No More Room In Hell: A Tribute to George Romero at Stockport Plaza
Tom Grieve, Cinema EditorGrimm Up North pay tribute to the father of the modern zombie movie this Sunday with a marathon tribute to late American film director, George A. Romero. Starting at the beginning with 1968’s Night of the Living Dead, Stockport Plaza will play host to four films from Romero’s iconic Living Dead cycle — each justly celebrated for combining gore and suspense with sharply observed satire and social commentary.

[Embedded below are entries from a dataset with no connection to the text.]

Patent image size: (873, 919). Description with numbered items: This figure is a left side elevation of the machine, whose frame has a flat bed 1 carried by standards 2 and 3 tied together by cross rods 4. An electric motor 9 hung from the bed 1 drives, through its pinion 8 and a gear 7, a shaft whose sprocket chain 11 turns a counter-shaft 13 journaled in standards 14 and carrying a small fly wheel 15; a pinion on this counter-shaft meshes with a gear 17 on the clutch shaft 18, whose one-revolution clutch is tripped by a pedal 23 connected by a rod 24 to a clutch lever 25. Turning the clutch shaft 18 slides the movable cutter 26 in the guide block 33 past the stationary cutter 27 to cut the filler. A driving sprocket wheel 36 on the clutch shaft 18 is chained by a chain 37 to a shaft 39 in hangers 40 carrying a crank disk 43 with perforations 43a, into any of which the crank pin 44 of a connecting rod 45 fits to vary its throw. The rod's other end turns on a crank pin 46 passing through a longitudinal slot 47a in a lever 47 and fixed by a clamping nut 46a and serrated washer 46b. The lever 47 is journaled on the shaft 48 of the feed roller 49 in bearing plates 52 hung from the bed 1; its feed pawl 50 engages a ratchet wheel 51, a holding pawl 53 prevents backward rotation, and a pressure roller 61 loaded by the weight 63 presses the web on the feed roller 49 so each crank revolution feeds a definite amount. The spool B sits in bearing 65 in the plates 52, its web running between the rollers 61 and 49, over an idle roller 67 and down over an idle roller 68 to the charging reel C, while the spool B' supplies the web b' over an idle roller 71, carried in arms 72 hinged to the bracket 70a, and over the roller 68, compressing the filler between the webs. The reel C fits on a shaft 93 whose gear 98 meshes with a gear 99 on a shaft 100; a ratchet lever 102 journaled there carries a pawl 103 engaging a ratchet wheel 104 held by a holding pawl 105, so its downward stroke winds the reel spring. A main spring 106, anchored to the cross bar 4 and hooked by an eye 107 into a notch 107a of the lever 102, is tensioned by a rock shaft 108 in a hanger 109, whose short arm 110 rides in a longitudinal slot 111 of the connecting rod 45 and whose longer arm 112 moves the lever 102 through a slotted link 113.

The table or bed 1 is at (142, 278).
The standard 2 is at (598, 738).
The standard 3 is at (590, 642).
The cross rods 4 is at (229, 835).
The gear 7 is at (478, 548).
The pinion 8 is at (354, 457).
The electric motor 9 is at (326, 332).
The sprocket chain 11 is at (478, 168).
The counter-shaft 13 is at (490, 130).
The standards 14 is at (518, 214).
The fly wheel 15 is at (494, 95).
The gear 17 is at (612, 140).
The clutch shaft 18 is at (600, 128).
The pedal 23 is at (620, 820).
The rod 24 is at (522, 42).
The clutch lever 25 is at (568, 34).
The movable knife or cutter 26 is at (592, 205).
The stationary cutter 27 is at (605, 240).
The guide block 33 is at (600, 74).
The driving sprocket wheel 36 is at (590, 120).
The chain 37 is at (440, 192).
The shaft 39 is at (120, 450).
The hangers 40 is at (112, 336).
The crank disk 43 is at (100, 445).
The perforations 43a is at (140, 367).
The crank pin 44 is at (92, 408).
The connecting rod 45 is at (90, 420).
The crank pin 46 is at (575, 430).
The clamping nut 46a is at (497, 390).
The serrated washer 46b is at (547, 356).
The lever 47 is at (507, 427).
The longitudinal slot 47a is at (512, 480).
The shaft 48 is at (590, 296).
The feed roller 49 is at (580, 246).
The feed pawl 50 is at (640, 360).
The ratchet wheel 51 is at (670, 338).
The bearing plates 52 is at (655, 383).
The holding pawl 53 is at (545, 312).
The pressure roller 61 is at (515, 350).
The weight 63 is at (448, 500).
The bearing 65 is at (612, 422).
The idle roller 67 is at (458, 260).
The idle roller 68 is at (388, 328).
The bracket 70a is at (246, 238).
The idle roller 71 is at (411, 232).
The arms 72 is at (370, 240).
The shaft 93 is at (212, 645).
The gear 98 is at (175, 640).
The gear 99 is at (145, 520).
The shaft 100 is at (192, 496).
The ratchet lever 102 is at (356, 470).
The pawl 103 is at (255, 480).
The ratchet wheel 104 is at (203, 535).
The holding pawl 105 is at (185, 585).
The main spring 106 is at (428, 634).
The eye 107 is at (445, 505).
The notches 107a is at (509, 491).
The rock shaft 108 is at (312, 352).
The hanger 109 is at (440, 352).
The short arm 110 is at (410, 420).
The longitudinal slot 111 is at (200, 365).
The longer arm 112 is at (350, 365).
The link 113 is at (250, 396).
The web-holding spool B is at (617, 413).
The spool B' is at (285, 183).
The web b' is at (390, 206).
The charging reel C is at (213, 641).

Made for $114,000 and shot on black and white film to save money, Night of the Living Dead sees a group of strangers forced to fight for their lives when they find themselves trapped in a farmhouse in the middle of a zombie uprising. Filmed in the revolutionary year of 1968, Romero’s decision to cast black actor Duane Jones in the lead role added a layer of racial tension to proceedings and provided the film’s gut-punch of an ending with a lasting resonance.
Romero returned to his zombies a decade later with 1978’s Dawn of the Dead — which follows in Grimm’s marathon. Widely regarded as the director’s masterpiece, Dawn of the Dead, amps things up as it replaces the farmhouse with a shopping mall and adds numbers to its undead horde. The film exploits the public’s appetite for consumer products and on-screen violence for a satirical horror that packs a wallop.
By the time of 1985’s underrated cult classic, Day of the Dead the undead outnumber the living by 400,000 to 1, and the remnants of humanity are trapped underground and starting to warring amongst themselves. Grimm close their marathon with Romero’s 2005 Land of the Dead, in which the by now veteran filmmaker uses his zombies to comment on global inequality, whilst maintaining all of the gore, thrills and dark humour that audiences had grown to expect.